News: Consolidator Report
Panel calls legislation a “mixed bag” with varying degrees of effectiveness.
At the July Collision Industry Conference (CIC), a panel of collision industry professionals was asked, “Are the laws and regulations governing the collision industry working?”
The panel was moderated by Steve Regan of Regan Strategies. Panel members included:
• Rick Tuuri, Audatex
• Randy Hansen, Allstate
• Darrell Amberson, Lamettry’s Collision
• Ron Reichen, Precision Auto Body & Paint
• Colette Bruce, Team Safety
• Janet Chaney, Montana Collision Repair Specialists
The general consensus was that success in the collision legislative realm was a mixed bag. “Yes and no” seemed to be the most common answer, including the one given by Amberson.

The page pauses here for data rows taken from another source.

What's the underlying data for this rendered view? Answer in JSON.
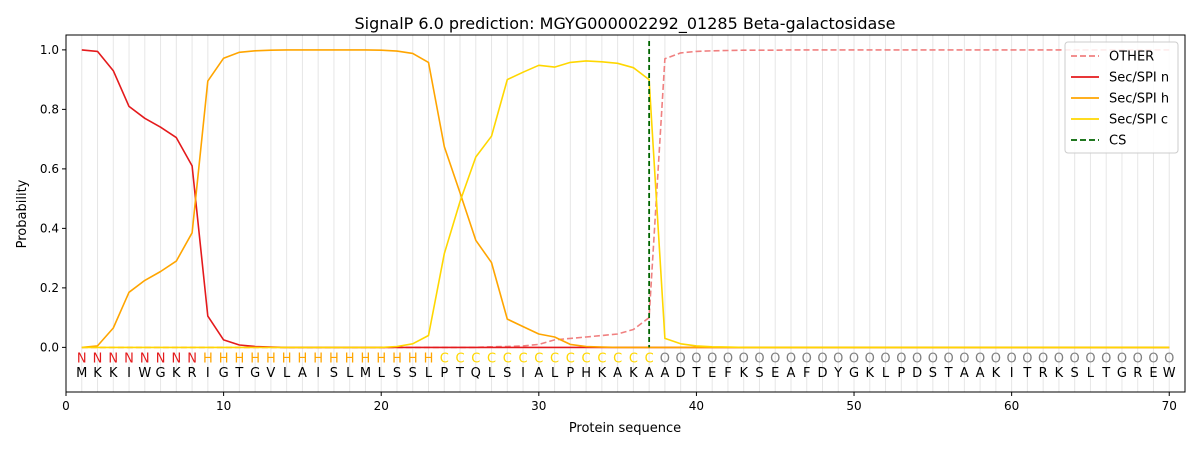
{
  "chart_data": {
    "type": "line",
    "title": "SignalP 6.0 prediction: MGYG000002292_01285 Beta-galactosidase",
    "xlabel": "Protein sequence",
    "ylabel": "Probability",
    "xlim": [
      0,
      71
    ],
    "ylim": [
      -0.15,
      1.05
    ],
    "x_ticks": [
      0,
      10,
      20,
      30,
      40,
      50,
      60,
      70
    ],
    "y_ticks": [
      0.0,
      0.2,
      0.4,
      0.6,
      0.8,
      1.0
    ],
    "grid": "vertical lines at each residue",
    "legend_position": "top-right",
    "sequence": [
      "M",
      "K",
      "K",
      "I",
      "W",
      "G",
      "K",
      "R",
      "I",
      "G",
      "T",
      "G",
      "V",
      "L",
      "A",
      "I",
      "S",
      "L",
      "M",
      "L",
      "S",
      "S",
      "L",
      "P",
      "T",
      "Q",
      "L",
      "S",
      "I",
      "A",
      "L",
      "P",
      "H",
      "K",
      "A",
      "K",
      "A",
      "A",
      "D",
      "T",
      "E",
      "F",
      "K",
      "S",
      "E",
      "A",
      "F",
      "D",
      "Y",
      "G",
      "K",
      "L",
      "P",
      "D",
      "S",
      "T",
      "A",
      "A",
      "K",
      "I",
      "T",
      "R",
      "K",
      "S",
      "L",
      "T",
      "G",
      "R",
      "E",
      "W"
    ],
    "labels": [
      "N",
      "N",
      "N",
      "N",
      "N",
      "N",
      "N",
      "N",
      "H",
      "H",
      "H",
      "H",
      "H",
      "H",
      "H",
      "H",
      "H",
      "H",
      "H",
      "H",
      "H",
      "H",
      "H",
      "C",
      "C",
      "C",
      "C",
      "C",
      "C",
      "C",
      "C",
      "C",
      "C",
      "C",
      "C",
      "C",
      "C",
      "O",
      "O",
      "O",
      "O",
      "O",
      "O",
      "O",
      "O",
      "O",
      "O",
      "O",
      "O",
      "O",
      "O",
      "O",
      "O",
      "O",
      "O",
      "O",
      "O",
      "O",
      "O",
      "O",
      "O",
      "O",
      "O",
      "O",
      "O",
      "O",
      "O",
      "O",
      "O",
      "O"
    ],
    "label_colors": {
      "N": "#e41a1c",
      "H": "#ffa500",
      "C": "#ffd700",
      "O": "#808080"
    },
    "cs_position": 37,
    "series": [
      {
        "name": "OTHER",
        "color": "#f08080",
        "dash": true,
        "values": [
          0,
          0,
          0,
          0,
          0,
          0,
          0,
          0,
          0,
          0,
          0,
          0,
          0,
          0,
          0,
          0,
          0,
          0,
          0,
          0,
          0,
          0,
          0,
          0,
          0,
          0,
          0.002,
          0.003,
          0.005,
          0.01,
          0.025,
          0.03,
          0.035,
          0.04,
          0.045,
          0.06,
          0.1,
          0.97,
          0.99,
          0.995,
          0.997,
          0.998,
          0.999,
          0.999,
          0.999,
          1,
          1,
          1,
          1,
          1,
          1,
          1,
          1,
          1,
          1,
          1,
          1,
          1,
          1,
          1,
          1,
          1,
          1,
          1,
          1,
          1,
          1,
          1,
          1,
          1
        ]
      },
      {
        "name": "Sec/SPI n",
        "color": "#e41a1c",
        "dash": false,
        "values": [
          1.0,
          0.995,
          0.93,
          0.81,
          0.77,
          0.74,
          0.705,
          0.61,
          0.105,
          0.025,
          0.008,
          0.003,
          0.001,
          0,
          0,
          0,
          0,
          0,
          0,
          0,
          0,
          0,
          0,
          0,
          0,
          0,
          0,
          0,
          0,
          0,
          0,
          0,
          0,
          0,
          0,
          0,
          0,
          0,
          0,
          0,
          0,
          0,
          0,
          0,
          0,
          0,
          0,
          0,
          0,
          0,
          0,
          0,
          0,
          0,
          0,
          0,
          0,
          0,
          0,
          0,
          0,
          0,
          0,
          0,
          0,
          0,
          0,
          0,
          0,
          0
        ]
      },
      {
        "name": "Sec/SPI h",
        "color": "#ffa500",
        "dash": false,
        "values": [
          0,
          0.005,
          0.065,
          0.185,
          0.225,
          0.255,
          0.29,
          0.385,
          0.895,
          0.972,
          0.992,
          0.997,
          0.999,
          1.0,
          1.0,
          1.0,
          1.0,
          1.0,
          1.0,
          0.999,
          0.996,
          0.988,
          0.958,
          0.675,
          0.52,
          0.36,
          0.285,
          0.095,
          0.07,
          0.045,
          0.035,
          0.01,
          0.003,
          0.001,
          0,
          0,
          0,
          0,
          0,
          0,
          0,
          0,
          0,
          0,
          0,
          0,
          0,
          0,
          0,
          0,
          0,
          0,
          0,
          0,
          0,
          0,
          0,
          0,
          0,
          0,
          0,
          0,
          0,
          0,
          0,
          0,
          0,
          0,
          0,
          0
        ]
      },
      {
        "name": "Sec/SPI c",
        "color": "#ffd700",
        "dash": false,
        "values": [
          0,
          0,
          0,
          0,
          0,
          0,
          0,
          0,
          0,
          0,
          0,
          0,
          0,
          0,
          0,
          0,
          0,
          0,
          0,
          0,
          0.003,
          0.012,
          0.04,
          0.315,
          0.49,
          0.64,
          0.71,
          0.9,
          0.925,
          0.948,
          0.942,
          0.958,
          0.963,
          0.96,
          0.955,
          0.94,
          0.9,
          0.03,
          0.012,
          0.005,
          0.002,
          0.001,
          0,
          0,
          0,
          0,
          0,
          0,
          0,
          0,
          0,
          0,
          0,
          0,
          0,
          0,
          0,
          0,
          0,
          0,
          0,
          0,
          0,
          0,
          0,
          0,
          0,
          0,
          0,
          0
        ]
      }
    ],
    "legend": [
      {
        "name": "OTHER",
        "color": "#f08080",
        "dash": true
      },
      {
        "name": "Sec/SPI n",
        "color": "#e41a1c",
        "dash": false
      },
      {
        "name": "Sec/SPI h",
        "color": "#ffa500",
        "dash": false
      },
      {
        "name": "Sec/SPI c",
        "color": "#ffd700",
        "dash": false
      },
      {
        "name": "CS",
        "color": "#006400",
        "dash": true
      }
    ]
  }
}
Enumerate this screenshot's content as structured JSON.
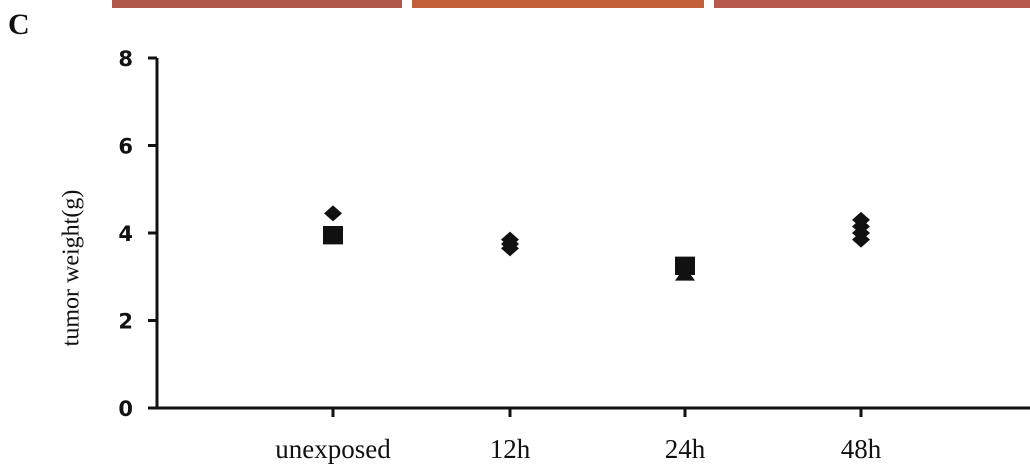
{
  "panel_label": "C",
  "chart_data": {
    "type": "scatter",
    "title": "",
    "xlabel": "",
    "ylabel": "tumor weight(g)",
    "categories": [
      "unexposed",
      "12h",
      "24h",
      "48h"
    ],
    "ylim": [
      0,
      8
    ],
    "yticks": [
      0,
      2,
      4,
      6,
      8
    ],
    "grid": false,
    "legend": "none",
    "points": [
      {
        "category": "unexposed",
        "y": 4.45,
        "marker": "diamond"
      },
      {
        "category": "unexposed",
        "y": 4.0,
        "marker": "square"
      },
      {
        "category": "unexposed",
        "y": 3.9,
        "marker": "square"
      },
      {
        "category": "12h",
        "y": 3.85,
        "marker": "diamond"
      },
      {
        "category": "12h",
        "y": 3.75,
        "marker": "diamond"
      },
      {
        "category": "12h",
        "y": 3.65,
        "marker": "diamond"
      },
      {
        "category": "24h",
        "y": 3.3,
        "marker": "square"
      },
      {
        "category": "24h",
        "y": 3.2,
        "marker": "square"
      },
      {
        "category": "24h",
        "y": 3.05,
        "marker": "triangle"
      },
      {
        "category": "48h",
        "y": 4.3,
        "marker": "diamond"
      },
      {
        "category": "48h",
        "y": 4.15,
        "marker": "diamond"
      },
      {
        "category": "48h",
        "y": 4.0,
        "marker": "diamond"
      },
      {
        "category": "48h",
        "y": 3.85,
        "marker": "diamond"
      }
    ],
    "marker_color": "#111111",
    "background_strip_colors": [
      "#b0584a",
      "#c2603a",
      "#b8594d"
    ]
  }
}
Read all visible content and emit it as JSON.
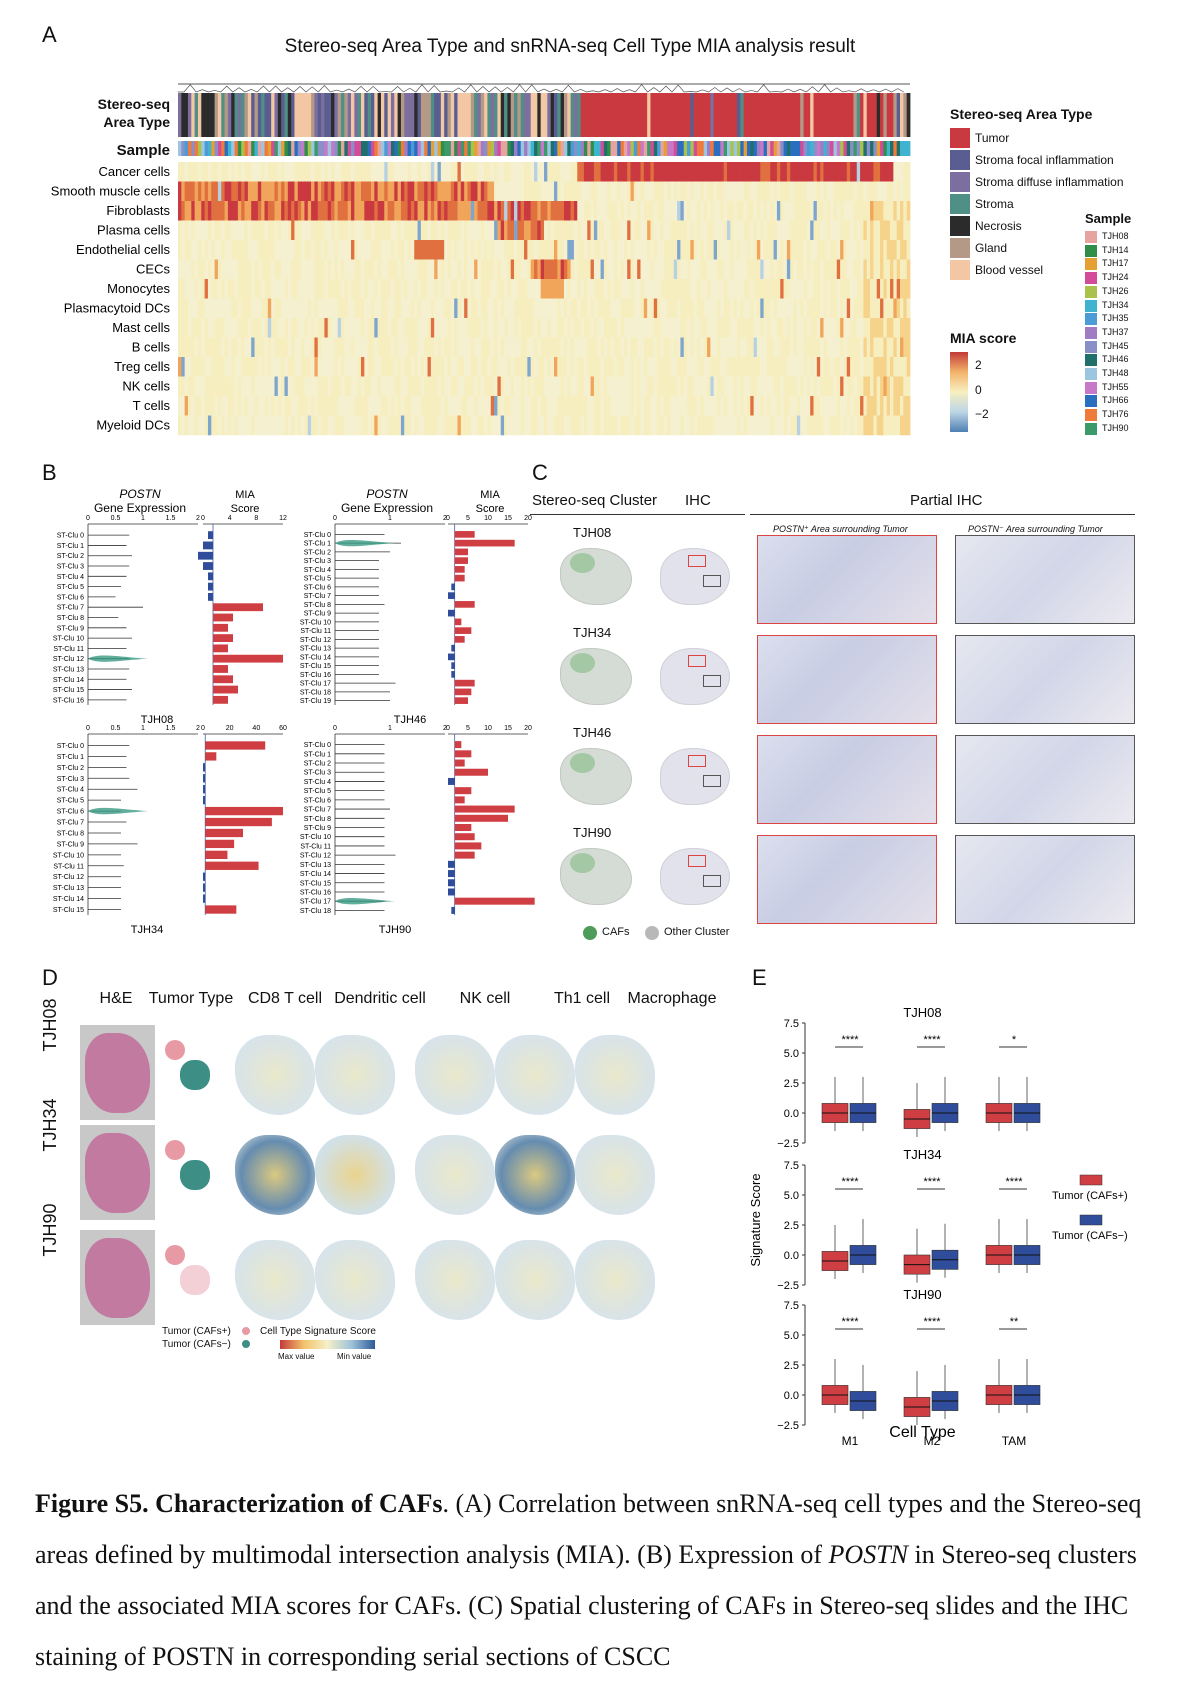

“Some of the laws are working, but conditions continue to change and we need to monitor what’s going on,” said Amberson. “We have a number of laws that frankly aren’t enforced. I’ve had the opportunity to visit Washington, D.C., through ASA’s Washington representative Bob Redding, and I found it very educational to meet with representatives of Congress and senators and to see that some days, there is a constant parade of groups going in and out of their offices representing their desires. And it reinforces the message how important it is for us to maintain our own representation there.”
Reichen of Precision Auto Body & Paint’s comments were more frank and to the point, addressing the gamesmanship that goes on in Washington to get laws passed.
“There are laws and regulations out there that seem to be pick and choose,” he said. “One of the biggest issues we have is that some of these laws are outdated, some should be sunsetted and others just need to be enforced. It’s unfortunate that certain lobby groups have the ability to put pressure on some laws, and it seems like those laws are the ones where a blind eye is turned. It depends what industry has the biggest portion of the ear at that point. So it’s a mixed bag. On the environmental side, a lot of the laws might be over the top, but other laws should be enforced that aren’t.”
Allstate’s Hansen brought up the fact that it’s hard to bring what’s talked about at CIC to legislators in an understandable format.
“It’s difficult to have conversations around legislative support when you’re trying to articulate to someone who is further away from the issue than anyone in this room what that is and how it can be best be attacked. That’s where I think we have a lot of work to do,” Hansen said.
Hansen had a little different take on the effectiveness of laws currently on the books.
“Does regulation work? It absolutely does. Once you get regulation, it works, and people will be monitoring those regulations.”
Tuuri of Audatex agreed that some laws are working, but sometimes it’s an imperfect process.
“Some of the regulations are working, but could they work better? Could it be a smoother process? Could there be less government involvement? Once you get the government involved, cumbersome is a word that always comes to mind,” he said. “I would say yes, obviously they’re working. I wreck cars and get them repaired and it seems to be a fairly smooth process day in and day out. Could it be a lot better? I think so. Could we build a better mousetrap? We could.”
Janet Chaney brought up the importance of keeping up with legislative efforts regularly.
“It’s not easy, but the word that comes to my mind is vigilance. We all need to stay vigilant with what’s going on and pay attention because things will be happening to your business that you need to know about.”